De nombreux gènes et processus biologiques jouant un rôle dans le vieillissement ont été identifiés, principalement chez des organismes modèles tels que le nématode ou la drosophile. En dépit de ces avancées, les mécanismes moteurs du vieillissement restent à élucider. Michael Rera et ses collaborateurs de l'unité de Biologiefonctionnelle et adaptative, démontrent qu'un marqueur physiologique du vieillissement, caractérisé initialement chez la drosophile, est conservé chez des organismes évolutivement distants. Ces résultats publiés dans la revue Scientific Reports, suggèrent une forte conservation évolutive des mécanismes sous-jacents au vieillissement et permettent de renouveler les approches employées pour étudier ce processus biologique complexe.
Le vieillissement peut être défini comme l'ensemble des modifications moléculaires subies par un organisme au cours de sa vie et qui conduisent à des changements physiologiques se manifestant par des modifications de la fonction des organes. Ces altérations provoquent une diminution d'aptitude, ou "fitness", des individus et finalement leur mort.

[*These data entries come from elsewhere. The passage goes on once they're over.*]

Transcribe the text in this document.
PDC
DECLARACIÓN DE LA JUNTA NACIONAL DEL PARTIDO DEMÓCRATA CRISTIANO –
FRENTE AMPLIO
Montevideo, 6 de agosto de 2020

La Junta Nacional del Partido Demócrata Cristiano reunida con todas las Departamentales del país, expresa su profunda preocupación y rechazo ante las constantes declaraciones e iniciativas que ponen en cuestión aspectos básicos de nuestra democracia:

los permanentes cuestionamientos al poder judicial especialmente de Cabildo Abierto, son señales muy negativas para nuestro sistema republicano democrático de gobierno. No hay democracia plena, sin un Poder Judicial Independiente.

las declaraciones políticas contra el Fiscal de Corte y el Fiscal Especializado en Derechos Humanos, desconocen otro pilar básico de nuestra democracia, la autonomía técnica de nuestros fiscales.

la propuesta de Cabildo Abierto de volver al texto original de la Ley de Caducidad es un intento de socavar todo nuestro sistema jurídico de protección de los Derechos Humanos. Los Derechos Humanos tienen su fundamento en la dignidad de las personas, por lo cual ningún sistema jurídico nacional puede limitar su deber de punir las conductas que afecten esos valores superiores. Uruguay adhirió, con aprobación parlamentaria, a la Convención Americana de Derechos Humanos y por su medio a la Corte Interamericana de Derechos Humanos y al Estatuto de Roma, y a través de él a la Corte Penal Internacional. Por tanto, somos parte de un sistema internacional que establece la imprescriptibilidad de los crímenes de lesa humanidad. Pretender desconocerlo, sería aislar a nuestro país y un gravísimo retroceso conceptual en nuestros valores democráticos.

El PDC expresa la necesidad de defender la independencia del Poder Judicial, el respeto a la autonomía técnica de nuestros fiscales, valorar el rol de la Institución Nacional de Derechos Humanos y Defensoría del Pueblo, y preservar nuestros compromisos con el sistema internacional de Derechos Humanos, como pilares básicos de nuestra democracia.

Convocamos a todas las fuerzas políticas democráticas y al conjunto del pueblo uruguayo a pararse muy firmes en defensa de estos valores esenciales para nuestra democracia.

Le vieillissement est classiquement décrit et étudié comme un phénomène continu affectant progressivement les organismes qui y sont soumis.

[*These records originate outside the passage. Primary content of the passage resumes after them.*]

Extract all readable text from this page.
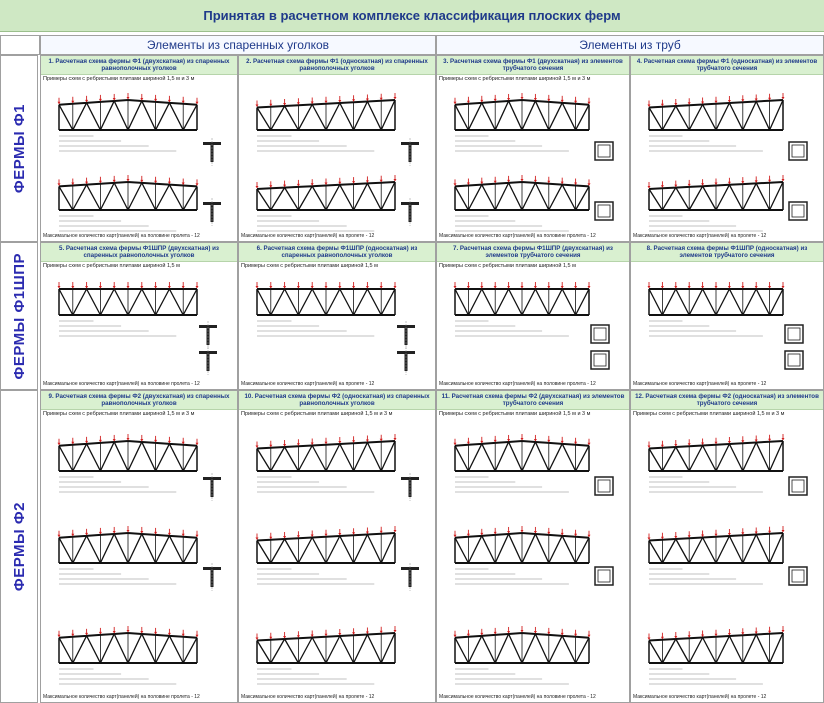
Принятая в расчетном комплексе классификация плоских ферм
Элементы из спаренных уголков	Элементы из труб
ФЕРМЫ Ф1
ФЕРМЫ Ф1ШПР
ФЕРМЫ Ф2
1. Расчетная схема фермы Ф1 (двухскатная) из спаренных равнополочных уголков
Примеры схем с ребристыми плитами шириной 1,5 м и 3 м
Максимальное количество карт(панелей) на половине пролета - 12
2. Расчетная схема фермы Ф1 (односкатная) из спаренных равнополочных уголков
Максимальное количество карт(панелей) на пролете - 12
3. Расчетная схема фермы Ф1 (двухскатная) из элементов трубчатого сечения
Примеры схем с ребристыми плитами шириной 1,5 м и 3 м
Максимальное количество карт(панелей) на половине пролета - 12
4. Расчетная схема фермы Ф1 (односкатная) из элементов трубчатого сечения
Максимальное количество карт(панелей) на пролете - 12
5. Расчетная схема фермы Ф1ШПР (двухскатная) из спаренных равнополочных уголков
Примеры схем с ребристыми плитами шириной 1,5 м
Максимальное количество карт(панелей) на половине пролета - 12
6. Расчетная схема фермы Ф1ШПР (односкатная) из спаренных равнополочных уголков
Примеры схем с ребристыми плитами шириной 1,5 м
Максимальное количество карт(панелей) на пролете - 12
7. Расчетная схема фермы Ф1ШПР (двухскатная) из элементов трубчатого сечения
Примеры схем с ребристыми плитами шириной 1,5 м
Максимальное количество карт(панелей) на половине пролета - 12
8. Расчетная схема фермы Ф1ШПР (односкатная) из элементов трубчатого сечения
Максимальное количество карт(панелей) на пролете - 12
9. Расчетная схема фермы Ф2 (двухскатная) из спаренных равнополочных уголков
Примеры схем с ребристыми плитами шириной 1,5 м и 3 м
Максимальное количество карт(панелей) на половине пролета - 12
10. Расчетная схема фермы Ф2 (односкатная) из спаренных равнополочных уголков
Примеры схем с ребристыми плитами шириной 1,5 м и 3 м
Максимальное количество карт(панелей) на пролете - 12
11. Расчетная схема фермы Ф2 (двухскатная) из элементов трубчатого сечения
Примеры схем с ребристыми плитами шириной 1,5 м и 3 м
Максимальное количество карт(панелей) на половине пролета - 12
12. Расчетная схема фермы Ф2 (односкатная) из элементов трубчатого сечения
Примеры схем с ребристыми плитами шириной 1,5 м и 3 м
Максимальное количество карт(панелей) на пролете - 12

Au contraire de cette vision continue du vieillissement, Michael Rera avait identifié, au cours d'une première étude chez la drosophile, un phénotype (smurf) lié à l'âge et annonçant la mort prochaine de l'individu. L'existence de ce phénotype - une augmentation gravissime de la perméabilité intestinale - suggérait un phénomène divisé en deux phases successives distinctes. Une première se caractérisant par l'augmentation du risque de perméabilisation intestinale et une seconde au cours de laquelle apparaissent de nombreuses altérations considérées comme liées au vieillissement (perte de masse grasse, inflammation systémique, etc.). La caractérisation moléculaire des individus dans ces deux phases du vieillissement a permis de confirmer leur réalité au plan moléculaire. Elles peuvent de plus être décrites par des équations mathématiques différentes, suggérant l'existence d'une première phase de vieillissement quasi-linéaire suivie d'une seconde phase précédant la mort, au cours de laquelle la probabilité de survie d'un individu décroît exponentiellement en fonction du temps.

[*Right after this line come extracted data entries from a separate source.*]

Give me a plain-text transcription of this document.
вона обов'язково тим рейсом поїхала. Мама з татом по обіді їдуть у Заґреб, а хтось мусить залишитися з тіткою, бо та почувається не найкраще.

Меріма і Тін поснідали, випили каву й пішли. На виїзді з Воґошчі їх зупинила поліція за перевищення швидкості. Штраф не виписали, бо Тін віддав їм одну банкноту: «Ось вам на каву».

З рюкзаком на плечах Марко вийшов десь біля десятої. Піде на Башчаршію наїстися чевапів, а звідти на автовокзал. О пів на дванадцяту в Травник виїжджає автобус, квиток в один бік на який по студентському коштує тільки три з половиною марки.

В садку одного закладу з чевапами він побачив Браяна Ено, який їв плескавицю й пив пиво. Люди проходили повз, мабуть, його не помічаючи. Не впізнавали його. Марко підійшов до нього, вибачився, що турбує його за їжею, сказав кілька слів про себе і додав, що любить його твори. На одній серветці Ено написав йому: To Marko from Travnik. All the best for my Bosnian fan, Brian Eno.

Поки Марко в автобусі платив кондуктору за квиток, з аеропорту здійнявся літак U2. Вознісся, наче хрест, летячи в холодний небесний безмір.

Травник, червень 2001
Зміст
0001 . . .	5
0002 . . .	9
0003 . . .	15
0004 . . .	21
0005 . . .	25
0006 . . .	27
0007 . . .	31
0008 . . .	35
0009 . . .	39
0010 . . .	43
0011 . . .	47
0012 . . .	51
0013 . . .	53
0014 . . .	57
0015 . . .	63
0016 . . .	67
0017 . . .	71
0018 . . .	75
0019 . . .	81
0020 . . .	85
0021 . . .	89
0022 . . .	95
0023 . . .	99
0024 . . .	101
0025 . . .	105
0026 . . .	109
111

Ce travail permet aux chercheurs de proposer un nouveau modèle de vieillissement rompant avec la perception linéaire habituelle que l'on a de ce phénomène et ouvrant ainsi la voie à de nouvelles approches de son étude. Des interventions génétiques ou pharmacologiques modifiant la longévité des individus peuvent maintenant être appliquées spécifiquement à chacune de ces phases avec la perspective d'obtenir des réponses aux questions fondamentales qui se posent au sujet du vieillissement. De même, alors que le débat est toujours vif concernant la nature programmée ou non du vieillissement et l'intérêt évolutif d'un tel phénomène, l'apport d'un outil théorique original de description du vieillissement permet d'appliquer de nouvelles approches pour comprendre l'apparition d'un tel phénomène au cours de l'évolution. Enfin, comme le montre cette étude, ce modèle n'est pas restreint à un seul organisme mais s'applique à de nombreuses branches du vivant.